Control Group Blog

Multicasting with ASR – A Brief Overview

with 2 comments

Apple’s venerable Apple Software Restore (asr) tool includes the insanely useful ability to image a nearly unlimited number of network clients. It accomplishes this via a router’s ability to broadcast data to any number of clients simultaneously from a single IP address. Known as multicasting, this allows even a modest computer to image a hundred Macs with 35GB images in a single fell swoop.

An asr Restore Image in Disk Utility

An ASR Restore Image in Disk Utility

The disk images asr works with are the same format used by Mac OS X’s Disk Utility. This means you can do a rollout over the network and keep the master file on hand in your re-imaging kit, should one of your workstations run into trouble and need to be re-imaged over FireWire. To ensure the sanctity of the final result, disk images include an embedded checksum which is automatically verified during the deployment process. This can be a significant advantage in using asr over of Apple NetInstall, which requires its own folder-based setup of restore source files.

Disk images are also hardware agnostic for the most part. You can build your image on a Mac Mini and apply it to anything from a PowerMac G5, to an Macbook Pro so long as it can get on the same subnet as the asr host.

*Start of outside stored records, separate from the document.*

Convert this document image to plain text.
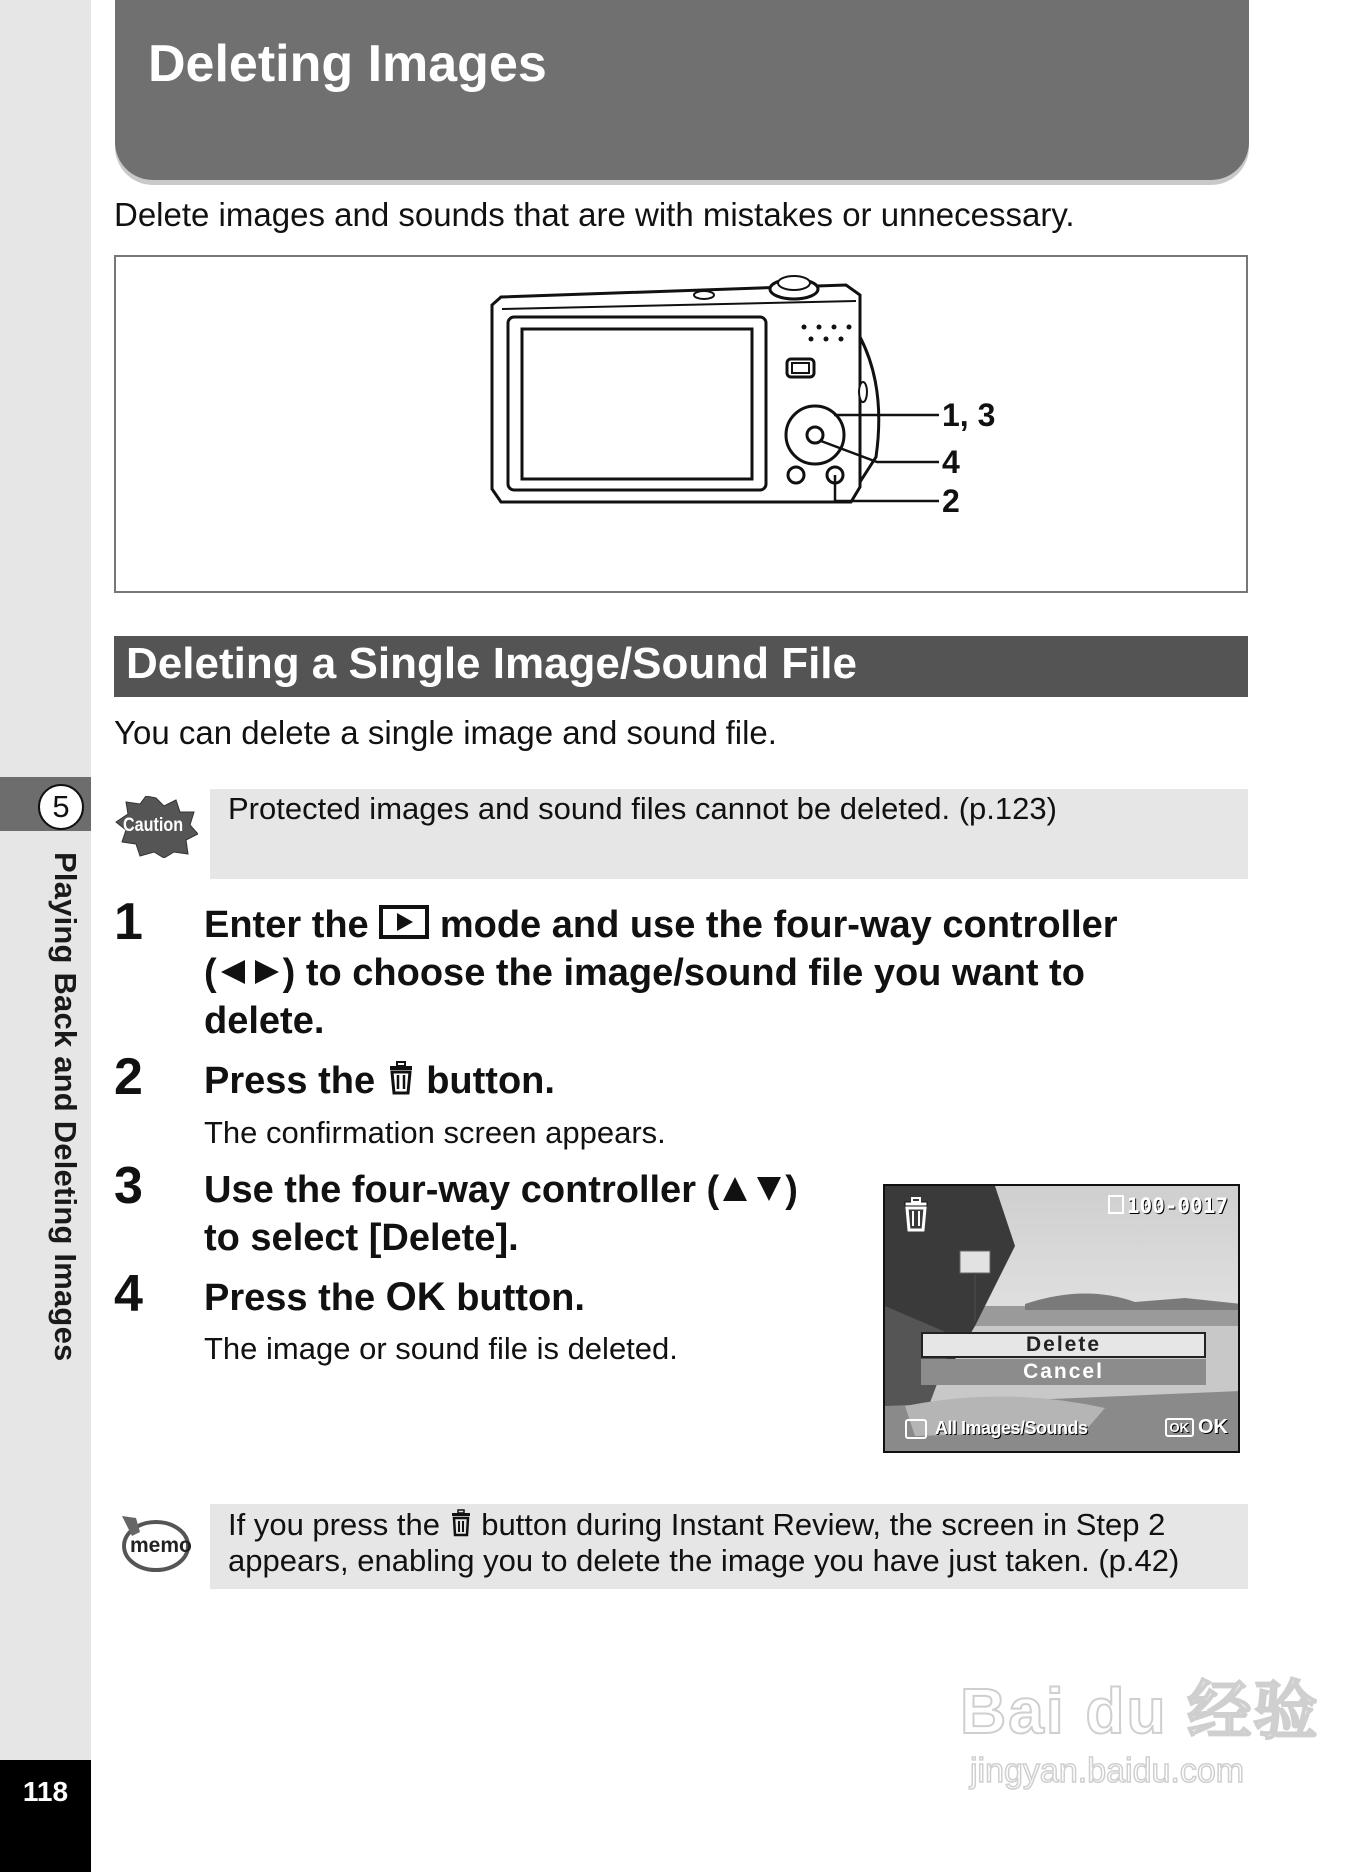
5
Playing Back and Deleting Images
118
Deleting Images
Delete images and sounds that are with mistakes or unnecessary.
1, 3
4
2
Deleting a Single Image/Sound File
You can delete a single image and sound file.
Caution Protected images and sound files cannot be deleted. (p.123)
1 Enter the mode and use the four-way controller
( ) to choose the image/sound file you want to
delete.
2 Press the button.
The confirmation screen appears.
3 Use the four-way controller ( )
to select [Delete].
4 Press the OK button.
The image or sound file is deleted.
100-0017
Delete
Cancel
All Images/Sounds	OK OK
memo
If you press the button during Instant Review, the screen in Step 2
appears, enabling you to delete the image you have just taken. (p.42)
Bai du 经验
jingyan.baidu.com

The usual caveats of disk imaging apply unfortunately. You’re going to have to sweat individual serial numbers if you don’t employ network or volume licensing. Settings like hostnames and non-ubiquitous local users will require individual workstation visits without centralized management. However, having asr around to do the heavy lifting means you may be able to turn a strenuous two day deployment into a breezy one day affair.

Written by Ivan Wright

May 26, 2009 at 8:30 am

2 Responses

Subscribe to comments with RSS.

  1. How does an Apple roll out with ASR compare to a Windows roll out with ImageX roll out? I hope I’m not opening up an APPL vs MSFT flame war..

    OS3000

    May 26, 2009 at 4:28 pm

    • Comparing the two essentially is the old debate between apples and oranges. A better comparison would be between ASR and MDT (Microsoft Deployment Toolkit.) ImageX is a component of the MDT which is pretty much the same thing as ASR, essentially ASR = MDT / MDT = ASR. Both are capable of multicast with the proper infrastructure in place, the images can be made to be customized with both, essentially they offer the same benefits. I don’t know the nitty gritty details about ASR but MDT does allow a great depth of customization on how the deployment can be done and what components, applications, and settings can be configured. I assume that ASR can do the same or at least something comparable with little more effort.